Between 1774 and 1800,
Spain sent several
expeditions to Alaska in order to assert its claim over the Pacific Northwest. In 1789 a Spanish settlement and
fort were built in
Nootka Sound. These expeditions gave names to places such as
Valdez,
Bucareli Sound, and
Cordova. Later, the
Russian-American Company carried out an expanded colonization program during the early-to-mid-19th century.
Sitka, renamed
New Archangel from 1804 to 1867, on
Baranof Island in the
Alexander Archipelago in what is now
Southeast Alaska, became the capital of
Russian America.
It remained the capital after the colony was transferred to the United
States. The Russians never fully colonized Alaska, and the colony was
never very profitable. Evidence of Russian settlement in names and
churches survive throughout southeast Alaska.
William H. Seward, the
United States Secretary of State, negotiated the
Alaska Purchase
(also known as Seward's Folly) with the Russians in 1867 for
$7.2 million. Alaska was loosely governed by the military initially, and
was administered as a
district starting in 1884, with a governor appointed by the
President of the United States. A federal
district court was headquartered in Sitka.

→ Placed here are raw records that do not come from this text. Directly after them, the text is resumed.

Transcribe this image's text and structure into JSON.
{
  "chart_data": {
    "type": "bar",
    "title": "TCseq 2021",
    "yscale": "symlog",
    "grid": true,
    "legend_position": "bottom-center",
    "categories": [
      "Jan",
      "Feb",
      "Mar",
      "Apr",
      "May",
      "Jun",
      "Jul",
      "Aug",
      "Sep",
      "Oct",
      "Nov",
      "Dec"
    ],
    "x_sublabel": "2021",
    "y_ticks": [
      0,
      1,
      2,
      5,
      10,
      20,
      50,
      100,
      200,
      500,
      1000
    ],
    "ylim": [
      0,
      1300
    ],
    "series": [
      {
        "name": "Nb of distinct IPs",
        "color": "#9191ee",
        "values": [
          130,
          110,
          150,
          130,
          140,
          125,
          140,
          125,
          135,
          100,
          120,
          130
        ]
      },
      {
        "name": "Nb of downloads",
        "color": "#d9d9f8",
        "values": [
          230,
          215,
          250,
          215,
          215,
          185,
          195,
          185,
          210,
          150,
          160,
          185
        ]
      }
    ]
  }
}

For most of Alaska's first decade under the United States flag, Sitka
was the only community inhabited by American settlers. They organized a
"provisional city government," which was Alaska's first municipal
government, but not in a legal sense.
[33] Legislation allowing Alaskan communities to legally incorporate as cities did not come about until 1900, and
home rule for cities was extremely limited or unavailable until statehood took effect in 1959.